Georg Baselitz, the German painter and sculptor known for his provocative confrontations with Nazi history, has died. Born in 1938, he was one of the last living artists with direct childhood memories of the Third Reich. His early works, such as *Die große Nacht im Eimer* (1961) and his upside-down German eagles, deliberately shocked postwar West Germany by depicting obscene, shameful images of a society trying to forget the Holocaust. He famously exhibited a zombie Hitler woodcarving at the 1980 Venice Biennale alongside Anselm Kiefer, insisting on confronting rather than ignoring the Nazi heritage of the German Pavilion.

Headfirst into Eternity

Kopfüber in die Ewigkeit

Conceptual artist Timm Ulrichs, who died on April 29 at age 86, has been buried in a self-designed grave in the Künstlernekropole (artists' necropolis) near Kassel, Germany. His tomb features a life-size bronze cast of his body buried head-first in the earth, with only the soles of his feet visible above ground. Ulrichs, a pioneer of West German postwar conceptual art known for provocative works like tattooing himself and locking himself inside a hollowed boulder, was laid to rest in the forest cemetery founded by artist Harry Kramer in 1992.
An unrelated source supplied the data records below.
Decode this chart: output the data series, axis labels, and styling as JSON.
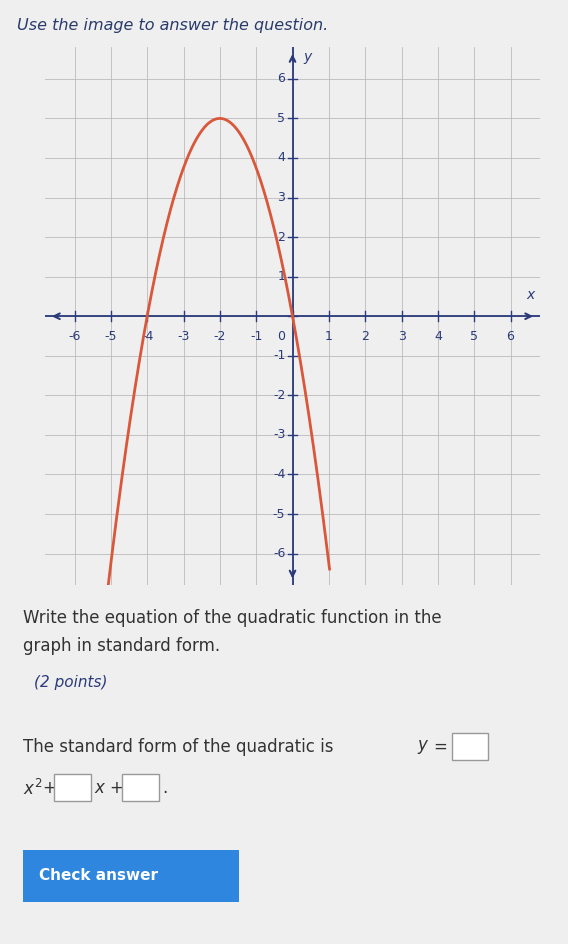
{
  "xlim": [
    -6.8,
    6.8
  ],
  "ylim": [
    -6.8,
    6.8
  ],
  "xticks": [
    -6,
    -5,
    -4,
    -3,
    -2,
    -1,
    0,
    1,
    2,
    3,
    4,
    5,
    6
  ],
  "yticks": [
    -6,
    -5,
    -4,
    -3,
    -2,
    -1,
    0,
    1,
    2,
    3,
    4,
    5,
    6
  ],
  "curve_color": "#d9573a",
  "curve_linewidth": 2.0,
  "a": -1.25,
  "b": -5.0,
  "c": 0.0,
  "x_range": [
    -5.85,
    1.02
  ],
  "background_color": "#efefef",
  "graph_bg": "#e8e8e8",
  "grid_color": "#bbbbbb",
  "axis_color": "#2a3a7a",
  "tick_label_color": "#2a3a7a",
  "tick_fontsize": 9,
  "header_bar_color": "#3a78c9",
  "header_bar_height": 0.007,
  "header_text": "Use the image to answer the question.",
  "header_text_color": "#2a3a6a",
  "question_text_line1": "Write the equation of the quadratic function in the",
  "question_text_line2": "graph in standard form.",
  "points_text": "(2 points)",
  "answer_line_text": "The standard form of the quadratic is ",
  "font_color": "#333333",
  "figsize": [
    5.68,
    9.44
  ],
  "dpi": 100
}
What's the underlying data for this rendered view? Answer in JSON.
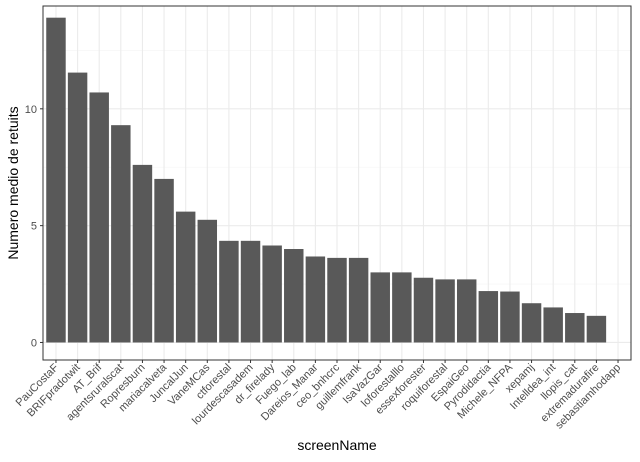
{
  "colors": {
    "bar": "#595959",
    "grid_major": "#ebebeb",
    "grid_minor": "#f5f5f5",
    "panel_border": "#333333",
    "tick_text": "#4d4d4d",
    "axis_title": "#000000"
  },
  "chart_data": {
    "type": "bar",
    "xlabel": "screenName",
    "ylabel": "Numero medio de retuits",
    "ylim": [
      -0.75,
      14.4
    ],
    "yticks": [
      0,
      5,
      10
    ],
    "grid": true,
    "categories": [
      "PauCostaF",
      "BRIFpradotwit",
      "AT_Brif",
      "agentsruralscat",
      "Ropresburn",
      "mariacalveta",
      "JuncalJun",
      "VaneMCas",
      "ctforestal",
      "lourdescasadem",
      "dr_firelady",
      "Fuego_lab",
      "Dareios_Manar",
      "ceo_bnhcrc",
      "guillemfrank",
      "IsaVazGar",
      "loforestalllo",
      "essexforester",
      "roquiforestal",
      "EspaiGeo",
      "Pyrodidactia",
      "Michele_NFPA",
      "xepamj",
      "Intelldea_int",
      "llopis_cat",
      "extremadurafire",
      "sebastiamhodapp"
    ],
    "values": [
      13.9,
      11.55,
      10.7,
      9.3,
      7.6,
      7.0,
      5.6,
      5.25,
      4.35,
      4.35,
      4.15,
      4.0,
      3.68,
      3.62,
      3.62,
      3.0,
      3.0,
      2.77,
      2.7,
      2.7,
      2.2,
      2.18,
      1.68,
      1.5,
      1.26,
      1.14,
      0
    ]
  }
}
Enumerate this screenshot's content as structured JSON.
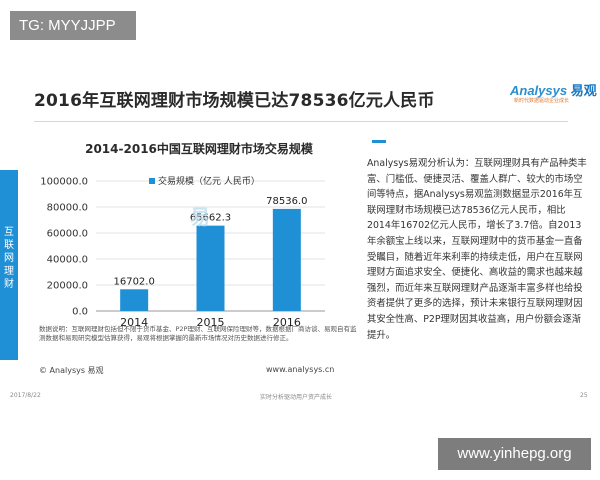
{
  "watermark_top": "TG: MYYJJPP",
  "watermark_bottom": "www.yinhepg.org",
  "slide_title": "2016年互联网理财市场规模已达78536亿元人民币",
  "logo": {
    "name_en": "Analysys",
    "name_cn": "易观",
    "tagline": "新时代数据驱动企业成长"
  },
  "side_label": "互联网理财",
  "chart_watermark": "易",
  "chart_notes": "数据说明：互联网理财包括但不限于货币基金、P2P理财、互联网保险理财等，数据根据厂商访谈、易观自有监测数据和易观研究模型估算获得，易观将根据掌握的最新市场情况对历史数据进行修正。",
  "copyright": "© Analysys 易观",
  "source_url": "www.analysys.cn",
  "analysis_text": "Analysys易观分析认为：互联网理财具有产品种类丰富、门槛低、便捷灵活、覆盖人群广、较大的市场空间等特点，据Analysys易观监测数据显示2016年互联网理财市场规模已达78536亿元人民币，相比2014年16702亿元人民币，增长了3.7倍。自2013年余额宝上线以来，互联网理财中的货币基金一直备受瞩目，随着近年来利率的持续走低，用户在互联网理财方面追求安全、便捷化、高收益的需求也越来越强烈，而近年来互联网理财产品逐渐丰富多样也给投资者提供了更多的选择，预计未来银行互联网理财因其安全性高、P2P理财因其收益高，用户份额会逐渐提升。",
  "footer": {
    "date": "2017/8/22",
    "middle": "实时分析驱动用户资产成长",
    "page": "25"
  },
  "colors": {
    "bar": "#1f8fd6",
    "accent": "#1f8fd6"
  },
  "chart_data": {
    "type": "bar",
    "title": "2014-2016中国互联网理财市场交易规模",
    "categories": [
      "2014",
      "2015",
      "2016"
    ],
    "series": [
      {
        "name": "交易规模（亿元 人民币）",
        "values": [
          16702.0,
          65662.3,
          78536.0
        ]
      }
    ],
    "value_labels": [
      "16702.0",
      "65662.3",
      "78536.0"
    ],
    "y_ticks": [
      "0.0",
      "20000.0",
      "40000.0",
      "60000.0",
      "80000.0",
      "100000.0"
    ],
    "ylim": [
      0,
      100000
    ],
    "grid": true,
    "legend_position": "top-left"
  }
}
Leigh Magar, High-End Milliner Turned Indigo Artist, Dies at 57

Leigh Magar, a celebrated milliner who crafted bespoke hats for celebrities including Beyoncé and members of the royal family, has died at age 57. After building a high-profile career in Charleston, South Carolina, she relocated to a remote island off the coast, where she shifted her artistic focus to cultivating indigo and creating natural dyes, becoming a dedicated practitioner of the ancient craft.

Henryk Ptasiewicz, His Life, His Art

Henryk Ptasiewicz, a British-born artist who became a fixture of the St. Louis art scene, died on October 22, 2025. He moved to St. Louis in 1999, built a practice through commissions and teaching, and in 2014 was invited to paint fiberglass cake sculptures for the city's 250th birthday, featuring figures like Dred Scott and Vincent Price. He was also a founding member of the Missouri Plein Air Painters and a frequent winner on the regional plein air competition circuit.